James Blish's They Shall Have Stars ends with a CODA whereas Robert Heinlein's Future History Chart ends:
2600 Universe
Commonsense
(Da Capo)
I will return to these musical terms.
Generically, the phrase, "Technic civilization," might refer to any technologically-based civilization. Specifically, it refers to a human-led civilization beginning after the Chaos on Earth and ending at the beginning of the interstellar Long Night. The political forms of this "Technic civilization" are the Solar Commonwealth and the Terran Empire. After the Long Night, other human civilizations spread through several spiral arms of the galaxy. It follows both that the story, "A Tragedy of Errors," set during the Long Night, is post-Technic and that the three succeeding stories are even further removed from Technic civilization. "Starfog," dated 7100 in the Chronology of Technic Civilization, is a "coda" to the future history series that is called the History of Technic Civilization. "The Chapter Ends" is also a "coda" if it is accepted as the conclusion of Anderson's Psychotechnic History.
Because of its position at the end of the Future History Chart, I took "Da Capo" to mean much the same as "Coda," an ending, whereas, in fact, it means the opposite, "from the beginning." I know that the concluding section of Time Enough For Love, about time travel from the far future to the World War I period, is called "Da Capo." However, I do not accept that novel as a valid addition to the Future History.

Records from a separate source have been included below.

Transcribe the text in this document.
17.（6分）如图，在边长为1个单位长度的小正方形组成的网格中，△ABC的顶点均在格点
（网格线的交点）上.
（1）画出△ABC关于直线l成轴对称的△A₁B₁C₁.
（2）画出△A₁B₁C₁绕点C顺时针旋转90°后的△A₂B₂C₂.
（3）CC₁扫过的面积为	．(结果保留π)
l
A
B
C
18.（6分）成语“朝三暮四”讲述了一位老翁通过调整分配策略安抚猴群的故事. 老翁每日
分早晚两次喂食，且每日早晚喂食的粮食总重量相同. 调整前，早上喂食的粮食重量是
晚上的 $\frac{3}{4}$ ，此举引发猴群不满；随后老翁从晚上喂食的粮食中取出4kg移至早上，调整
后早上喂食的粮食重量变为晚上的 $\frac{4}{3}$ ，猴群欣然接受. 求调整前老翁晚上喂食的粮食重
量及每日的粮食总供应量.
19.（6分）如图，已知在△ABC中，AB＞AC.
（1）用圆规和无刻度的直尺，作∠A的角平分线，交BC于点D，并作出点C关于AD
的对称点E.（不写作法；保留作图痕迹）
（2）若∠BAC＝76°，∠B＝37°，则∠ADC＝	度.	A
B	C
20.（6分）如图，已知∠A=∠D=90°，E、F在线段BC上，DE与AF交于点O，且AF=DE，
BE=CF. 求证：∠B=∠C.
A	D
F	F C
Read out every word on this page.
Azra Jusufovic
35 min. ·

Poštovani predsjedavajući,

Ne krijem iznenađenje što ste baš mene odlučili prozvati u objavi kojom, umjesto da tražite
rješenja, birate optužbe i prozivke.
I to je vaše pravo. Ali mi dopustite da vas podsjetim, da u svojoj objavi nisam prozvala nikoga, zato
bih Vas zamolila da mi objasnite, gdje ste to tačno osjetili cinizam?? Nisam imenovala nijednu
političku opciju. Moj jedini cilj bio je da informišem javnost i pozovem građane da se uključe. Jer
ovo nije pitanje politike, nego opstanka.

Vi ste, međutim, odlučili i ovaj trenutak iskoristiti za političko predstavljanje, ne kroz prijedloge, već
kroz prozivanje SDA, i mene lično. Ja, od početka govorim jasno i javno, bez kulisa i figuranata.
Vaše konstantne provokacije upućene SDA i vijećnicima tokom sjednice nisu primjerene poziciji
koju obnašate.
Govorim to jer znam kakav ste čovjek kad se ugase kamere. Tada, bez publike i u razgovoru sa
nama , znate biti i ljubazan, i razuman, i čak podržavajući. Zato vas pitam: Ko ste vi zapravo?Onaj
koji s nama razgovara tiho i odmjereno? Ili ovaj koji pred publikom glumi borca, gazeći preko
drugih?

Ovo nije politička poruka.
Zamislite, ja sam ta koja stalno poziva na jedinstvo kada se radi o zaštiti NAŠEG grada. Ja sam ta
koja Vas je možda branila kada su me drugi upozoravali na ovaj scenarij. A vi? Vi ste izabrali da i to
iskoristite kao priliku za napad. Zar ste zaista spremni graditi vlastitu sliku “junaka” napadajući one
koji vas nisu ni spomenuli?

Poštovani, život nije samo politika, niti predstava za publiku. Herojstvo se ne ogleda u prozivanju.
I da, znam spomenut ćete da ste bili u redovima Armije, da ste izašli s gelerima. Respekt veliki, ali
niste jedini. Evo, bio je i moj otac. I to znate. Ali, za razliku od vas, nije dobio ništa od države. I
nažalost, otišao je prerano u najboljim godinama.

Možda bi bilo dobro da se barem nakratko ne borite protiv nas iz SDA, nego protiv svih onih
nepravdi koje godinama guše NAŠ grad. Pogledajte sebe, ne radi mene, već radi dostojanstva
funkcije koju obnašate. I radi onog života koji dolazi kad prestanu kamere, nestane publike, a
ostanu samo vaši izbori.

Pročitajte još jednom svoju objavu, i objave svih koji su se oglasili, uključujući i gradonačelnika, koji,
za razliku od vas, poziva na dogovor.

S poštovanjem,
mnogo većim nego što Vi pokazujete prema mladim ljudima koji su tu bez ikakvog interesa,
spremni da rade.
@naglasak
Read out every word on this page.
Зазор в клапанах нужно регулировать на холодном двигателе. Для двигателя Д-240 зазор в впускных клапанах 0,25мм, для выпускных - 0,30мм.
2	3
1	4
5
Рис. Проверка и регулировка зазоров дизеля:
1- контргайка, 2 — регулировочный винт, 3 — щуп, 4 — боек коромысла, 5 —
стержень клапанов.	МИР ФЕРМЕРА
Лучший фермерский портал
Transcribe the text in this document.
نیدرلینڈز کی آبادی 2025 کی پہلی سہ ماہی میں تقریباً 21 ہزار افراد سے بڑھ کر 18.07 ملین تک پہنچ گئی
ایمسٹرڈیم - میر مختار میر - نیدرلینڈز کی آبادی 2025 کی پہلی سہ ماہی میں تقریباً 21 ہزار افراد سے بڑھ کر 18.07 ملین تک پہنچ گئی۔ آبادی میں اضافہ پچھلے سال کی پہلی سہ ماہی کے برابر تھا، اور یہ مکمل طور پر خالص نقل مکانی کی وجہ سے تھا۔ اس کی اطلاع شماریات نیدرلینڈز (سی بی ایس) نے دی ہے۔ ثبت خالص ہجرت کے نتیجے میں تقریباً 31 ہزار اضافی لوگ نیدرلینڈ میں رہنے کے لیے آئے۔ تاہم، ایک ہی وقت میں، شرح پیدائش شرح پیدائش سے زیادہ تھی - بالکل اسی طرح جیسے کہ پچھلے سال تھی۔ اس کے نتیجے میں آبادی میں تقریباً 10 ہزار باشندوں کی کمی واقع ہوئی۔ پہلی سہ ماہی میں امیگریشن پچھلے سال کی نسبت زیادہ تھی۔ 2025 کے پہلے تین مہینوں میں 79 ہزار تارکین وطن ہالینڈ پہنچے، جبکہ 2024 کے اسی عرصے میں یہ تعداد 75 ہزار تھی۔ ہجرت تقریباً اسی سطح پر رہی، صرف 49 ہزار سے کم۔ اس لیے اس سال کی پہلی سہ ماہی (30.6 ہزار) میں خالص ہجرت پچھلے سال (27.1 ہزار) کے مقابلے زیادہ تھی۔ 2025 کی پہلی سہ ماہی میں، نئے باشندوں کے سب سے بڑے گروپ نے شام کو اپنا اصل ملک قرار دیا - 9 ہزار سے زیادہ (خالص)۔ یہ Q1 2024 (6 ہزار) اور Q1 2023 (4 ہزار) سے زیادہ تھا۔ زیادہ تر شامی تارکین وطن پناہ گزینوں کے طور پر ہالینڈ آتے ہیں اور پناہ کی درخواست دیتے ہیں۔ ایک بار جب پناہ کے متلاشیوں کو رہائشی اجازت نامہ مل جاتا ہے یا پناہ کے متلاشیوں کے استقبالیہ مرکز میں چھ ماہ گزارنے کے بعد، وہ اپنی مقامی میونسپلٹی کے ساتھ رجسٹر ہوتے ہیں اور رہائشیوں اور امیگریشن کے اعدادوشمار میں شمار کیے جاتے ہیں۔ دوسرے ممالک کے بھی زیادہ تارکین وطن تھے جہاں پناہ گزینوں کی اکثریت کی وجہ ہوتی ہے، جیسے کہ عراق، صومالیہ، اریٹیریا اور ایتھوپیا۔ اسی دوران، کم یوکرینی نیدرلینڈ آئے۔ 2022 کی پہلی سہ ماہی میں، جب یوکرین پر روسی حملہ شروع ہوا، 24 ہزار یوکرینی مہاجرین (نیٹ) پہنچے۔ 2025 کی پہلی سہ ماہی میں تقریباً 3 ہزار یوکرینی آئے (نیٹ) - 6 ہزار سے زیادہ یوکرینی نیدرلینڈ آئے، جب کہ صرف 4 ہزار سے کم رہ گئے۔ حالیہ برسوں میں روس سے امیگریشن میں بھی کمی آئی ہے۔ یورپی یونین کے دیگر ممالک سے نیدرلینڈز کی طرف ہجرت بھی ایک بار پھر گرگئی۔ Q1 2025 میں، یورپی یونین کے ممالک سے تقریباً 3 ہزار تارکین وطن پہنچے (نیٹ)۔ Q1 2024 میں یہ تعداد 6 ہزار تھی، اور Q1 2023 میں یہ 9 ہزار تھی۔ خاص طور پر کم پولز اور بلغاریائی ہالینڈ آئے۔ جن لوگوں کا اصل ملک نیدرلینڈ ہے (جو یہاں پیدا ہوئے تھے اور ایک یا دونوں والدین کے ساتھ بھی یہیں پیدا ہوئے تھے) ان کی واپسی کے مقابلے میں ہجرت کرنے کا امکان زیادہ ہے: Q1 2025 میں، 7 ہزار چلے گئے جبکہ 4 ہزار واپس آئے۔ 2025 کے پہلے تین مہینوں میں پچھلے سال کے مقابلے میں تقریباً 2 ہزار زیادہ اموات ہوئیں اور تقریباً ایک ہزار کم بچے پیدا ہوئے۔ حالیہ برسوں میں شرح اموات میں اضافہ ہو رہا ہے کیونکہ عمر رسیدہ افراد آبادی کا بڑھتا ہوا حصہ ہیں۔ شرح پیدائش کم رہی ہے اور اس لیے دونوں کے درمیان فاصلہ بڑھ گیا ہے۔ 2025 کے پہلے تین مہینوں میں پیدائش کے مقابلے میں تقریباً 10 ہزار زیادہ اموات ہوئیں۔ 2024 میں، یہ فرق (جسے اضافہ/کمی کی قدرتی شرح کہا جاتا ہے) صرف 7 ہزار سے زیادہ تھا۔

I wonder how Heinlein originally conceived of "Da Capo" when he placed it at the end of his Chart and whether it would have involved a more interesting account of time travel.
(This computer seems more or less to have sorted itself out at least for the time being.)
1 comment:
Kaor, Paul!
I tend to think of the Terran Empire surviving for as much as 250 years after THE GAME OF EMPIRE and for "A Tragedy of Errors" as occurring 200 years after Terra fell. I think it would take about that long for many planets originally sharing Anglic as a common language to find them more and more diverging into different languages.